Car je n’avais pas encore goûté à la D1 belge. J’étais parti très jeune et Ariel Jacobs qui m’avait lancé à Molenbeek, m’a proposé de revenir et de reprendre la place de Manu Karagiannis. Mon expérience en Ecosse m’avait donné un bon jeu de tête. Je suis un arracheur de ballon mais je sais également donner de longues balles à 30 mètres car un médian défensif moderne doit également construire.

Après une première très bonne saison, tu as connu une saison blanche à cause d’une blessure à la cheville ?

C’est vrai. J’ai appris qu’il fallait être très fort mais j’ai pu compter sur le soutien inconditionnel de ma famille. Toute cette histoire est désormais derrière moi. On m’a enlevé mon plâtre, il y a trois semaines et je serai d’attaque en novembre. A 23 ans, j’ai encore tout l’avenir devant moi. La revalidation se passe bien.
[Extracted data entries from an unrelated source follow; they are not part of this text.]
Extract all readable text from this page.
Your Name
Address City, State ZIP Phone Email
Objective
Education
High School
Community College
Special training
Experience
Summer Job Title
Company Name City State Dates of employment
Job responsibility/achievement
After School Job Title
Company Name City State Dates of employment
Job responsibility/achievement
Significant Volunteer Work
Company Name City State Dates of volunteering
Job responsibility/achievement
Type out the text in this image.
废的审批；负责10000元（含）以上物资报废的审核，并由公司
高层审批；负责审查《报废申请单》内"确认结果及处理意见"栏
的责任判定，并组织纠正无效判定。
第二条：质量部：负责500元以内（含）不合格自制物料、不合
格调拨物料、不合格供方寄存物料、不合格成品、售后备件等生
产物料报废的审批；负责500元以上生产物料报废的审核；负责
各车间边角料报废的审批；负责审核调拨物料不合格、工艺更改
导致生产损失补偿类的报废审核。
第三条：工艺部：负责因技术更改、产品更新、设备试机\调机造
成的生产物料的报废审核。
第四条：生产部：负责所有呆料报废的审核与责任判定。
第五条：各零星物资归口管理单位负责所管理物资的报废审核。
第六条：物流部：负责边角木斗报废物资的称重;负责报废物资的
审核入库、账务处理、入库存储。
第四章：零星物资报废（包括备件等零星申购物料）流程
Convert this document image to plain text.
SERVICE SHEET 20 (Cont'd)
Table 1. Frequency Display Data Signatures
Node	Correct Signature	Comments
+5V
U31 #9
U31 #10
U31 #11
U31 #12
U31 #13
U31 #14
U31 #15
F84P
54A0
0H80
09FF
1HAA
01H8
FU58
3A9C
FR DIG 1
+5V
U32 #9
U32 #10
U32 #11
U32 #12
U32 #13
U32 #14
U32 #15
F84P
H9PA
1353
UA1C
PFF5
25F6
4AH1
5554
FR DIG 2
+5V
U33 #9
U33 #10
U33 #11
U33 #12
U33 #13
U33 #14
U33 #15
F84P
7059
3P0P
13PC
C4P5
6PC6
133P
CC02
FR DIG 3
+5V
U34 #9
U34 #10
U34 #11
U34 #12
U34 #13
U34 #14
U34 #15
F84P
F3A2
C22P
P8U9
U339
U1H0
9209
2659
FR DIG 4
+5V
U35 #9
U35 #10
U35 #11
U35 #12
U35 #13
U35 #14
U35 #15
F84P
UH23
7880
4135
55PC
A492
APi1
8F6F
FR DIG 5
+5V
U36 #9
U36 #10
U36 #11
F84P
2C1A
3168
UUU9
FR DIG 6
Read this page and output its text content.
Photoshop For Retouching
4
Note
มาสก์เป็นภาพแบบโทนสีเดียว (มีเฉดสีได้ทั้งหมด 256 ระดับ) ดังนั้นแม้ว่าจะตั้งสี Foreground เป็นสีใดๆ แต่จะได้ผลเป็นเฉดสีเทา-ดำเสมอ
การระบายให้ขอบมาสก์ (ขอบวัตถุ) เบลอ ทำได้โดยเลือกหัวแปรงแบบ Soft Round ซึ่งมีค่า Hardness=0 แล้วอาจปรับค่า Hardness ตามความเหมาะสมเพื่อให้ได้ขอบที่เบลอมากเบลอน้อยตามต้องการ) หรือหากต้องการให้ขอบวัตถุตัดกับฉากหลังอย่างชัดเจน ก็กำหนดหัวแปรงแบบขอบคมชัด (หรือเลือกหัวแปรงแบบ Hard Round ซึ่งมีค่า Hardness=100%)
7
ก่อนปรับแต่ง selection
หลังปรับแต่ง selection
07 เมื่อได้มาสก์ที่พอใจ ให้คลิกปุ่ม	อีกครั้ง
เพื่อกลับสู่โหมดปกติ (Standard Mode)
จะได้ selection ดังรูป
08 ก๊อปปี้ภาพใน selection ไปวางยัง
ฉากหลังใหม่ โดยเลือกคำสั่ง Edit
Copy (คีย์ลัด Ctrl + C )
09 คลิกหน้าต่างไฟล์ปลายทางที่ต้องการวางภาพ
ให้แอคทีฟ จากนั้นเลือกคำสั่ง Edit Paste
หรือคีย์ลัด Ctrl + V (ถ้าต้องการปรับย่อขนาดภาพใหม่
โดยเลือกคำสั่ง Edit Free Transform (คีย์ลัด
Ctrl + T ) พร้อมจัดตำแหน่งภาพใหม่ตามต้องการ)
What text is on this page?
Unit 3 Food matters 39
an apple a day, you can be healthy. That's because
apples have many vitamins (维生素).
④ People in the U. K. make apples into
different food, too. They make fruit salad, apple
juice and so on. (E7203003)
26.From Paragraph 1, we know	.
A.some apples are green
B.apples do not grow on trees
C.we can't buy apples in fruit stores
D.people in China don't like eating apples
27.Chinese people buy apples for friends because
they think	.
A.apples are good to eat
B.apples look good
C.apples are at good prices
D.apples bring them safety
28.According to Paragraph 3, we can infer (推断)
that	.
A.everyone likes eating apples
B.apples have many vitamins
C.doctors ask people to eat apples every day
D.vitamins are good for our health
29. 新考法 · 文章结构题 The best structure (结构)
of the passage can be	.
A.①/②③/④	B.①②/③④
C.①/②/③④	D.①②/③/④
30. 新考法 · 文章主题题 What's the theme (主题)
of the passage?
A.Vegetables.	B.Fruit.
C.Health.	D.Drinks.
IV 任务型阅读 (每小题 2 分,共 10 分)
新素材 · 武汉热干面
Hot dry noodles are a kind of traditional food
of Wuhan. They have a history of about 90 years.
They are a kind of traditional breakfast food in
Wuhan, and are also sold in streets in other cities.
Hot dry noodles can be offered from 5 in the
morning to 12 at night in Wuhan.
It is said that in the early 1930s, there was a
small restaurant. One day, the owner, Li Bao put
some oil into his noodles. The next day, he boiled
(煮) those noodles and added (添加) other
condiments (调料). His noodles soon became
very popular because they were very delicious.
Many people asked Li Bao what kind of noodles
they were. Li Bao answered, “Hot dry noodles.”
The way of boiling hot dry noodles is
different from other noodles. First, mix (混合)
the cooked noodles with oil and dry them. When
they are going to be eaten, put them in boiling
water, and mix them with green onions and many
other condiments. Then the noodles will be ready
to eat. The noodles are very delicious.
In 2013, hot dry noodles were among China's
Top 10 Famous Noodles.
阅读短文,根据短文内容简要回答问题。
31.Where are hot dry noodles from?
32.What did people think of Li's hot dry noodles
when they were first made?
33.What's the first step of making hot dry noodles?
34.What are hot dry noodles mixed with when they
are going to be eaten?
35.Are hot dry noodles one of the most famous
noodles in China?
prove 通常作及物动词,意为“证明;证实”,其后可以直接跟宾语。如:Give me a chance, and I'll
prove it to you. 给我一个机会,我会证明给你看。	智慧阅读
Je suis impatient de reprendre et de montrer toutes mes qualités -NDLR : au moment de l’interview, le joueur était encore employé par les Loups.

Tu seras pourtant en concurrence avec des joueurs qui se sont imposés ?

La concurrence fait partie du football. Et si tu ne peux pas vivre avec cela, tu arrêtes. C’est le rôle du joueur de rendre au sélectionneur la tâche difficile en lui montrant ce qu’il vaut.

Tu travailles à La Louvière mais tu vis toujours à Anderlecht ?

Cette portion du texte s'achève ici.